Why TV sets build families
Indian television runs on speed. Daily soaps need constant shooting. Schedules are tight, scripts change fast, and actors often spend more waking hours on set than at home.
That pressure can strain people. But it can also create emotional dependency. A senior actor may become a guide. A young actor may become like a child, sibling, or close friend.
For viewers, these relationships matter too. Audiences do not only watch plotlines. They watch chemistry. They can sense when actors trust each other.
This is why father-daughter scenes, family arguments, and wedding episodes often work so strongly on Indian TV. The emotions feel believable when the actors carry real warmth.
Jagtap’s story shows how performance and real life sometimes overlap. He did not just play a father. He carried that affection outside the frame.
Mitali kept the bond alive
After Jagtap’s interview clip spread online, Mitali responded warmly. She referred to him as her loving father from the show, keeping the emotional connection alive in public.
That response also tells us something about the changing nature of celebrity relationships. Earlier, such moments stayed within weddings and private circles. Now, social media lets fans witness the emotional afterlife of a show.
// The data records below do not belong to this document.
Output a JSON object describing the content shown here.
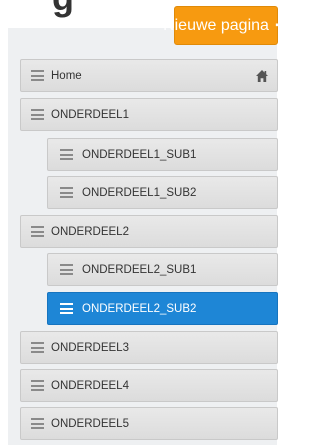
{
  "header": {
    "title_fragment": "g"
  },
  "toolbar": {
    "new_page_label": "Nieuwe pagina",
    "new_page_icon": "plus-icon",
    "accent_color": "#f79a10"
  },
  "tree": {
    "active_color": "#1e86d6",
    "items": [
      {
        "label": "Home",
        "icon": "home-icon"
      },
      {
        "label": "ONDERDEEL1"
      },
      {
        "label": "ONDERDEEL1_SUB1"
      },
      {
        "label": "ONDERDEEL1_SUB2"
      },
      {
        "label": "ONDERDEEL2"
      },
      {
        "label": "ONDERDEEL2_SUB1"
      },
      {
        "label": "ONDERDEEL2_SUB2",
        "active": true
      },
      {
        "label": "ONDERDEEL3"
      },
      {
        "label": "ONDERDEEL4"
      },
      {
        "label": "ONDERDEEL5"
      }
    ]
  }
}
Many actors lose touch after a serial ends. New projects begin. New teams form. Old onscreen families often become old photographs.
But Jagtap said his relationship with Mitali continued even after the show ended. He praised her as a thoughtful person who values relationships, not just as a good actor.
For Marathi entertainment, that matters. The industry is smaller than Hindi television, but its audience is deeply loyal. Viewers remember bonds, not just ratings.
The business of emotion
This story is not a balance-sheet item. No company will report it in quarterly results. Yet it sits at the heart of the entertainment business.
Television sells emotion at scale. Families sit together and watch other families laugh, fight, marry, separate, and reunite. That emotional trust is the product.
When actors build real bonds, that trust becomes easier to carry on screen. It helps a show feel lived-in rather than mechanical.
There is also a human cost here. Long working hours can blur personal boundaries. People build intense bonds because the workplace consumes so much of their lives.
That is why such stories should not be reduced to sweetness alone. They also remind us how demanding the TV industry can be. It asks artists to give time, energy, and emotional presence every day.
Still, Jagtap’s memory offers a rare tender note. In an industry often judged by fame and visibility, he found meaning in a private ritual.
For ordinary viewers, that is the part that stays. A serial ended, but one relationship did not. And somewhere between a camera call and a wedding ritual, an actor without children got to feel like a father.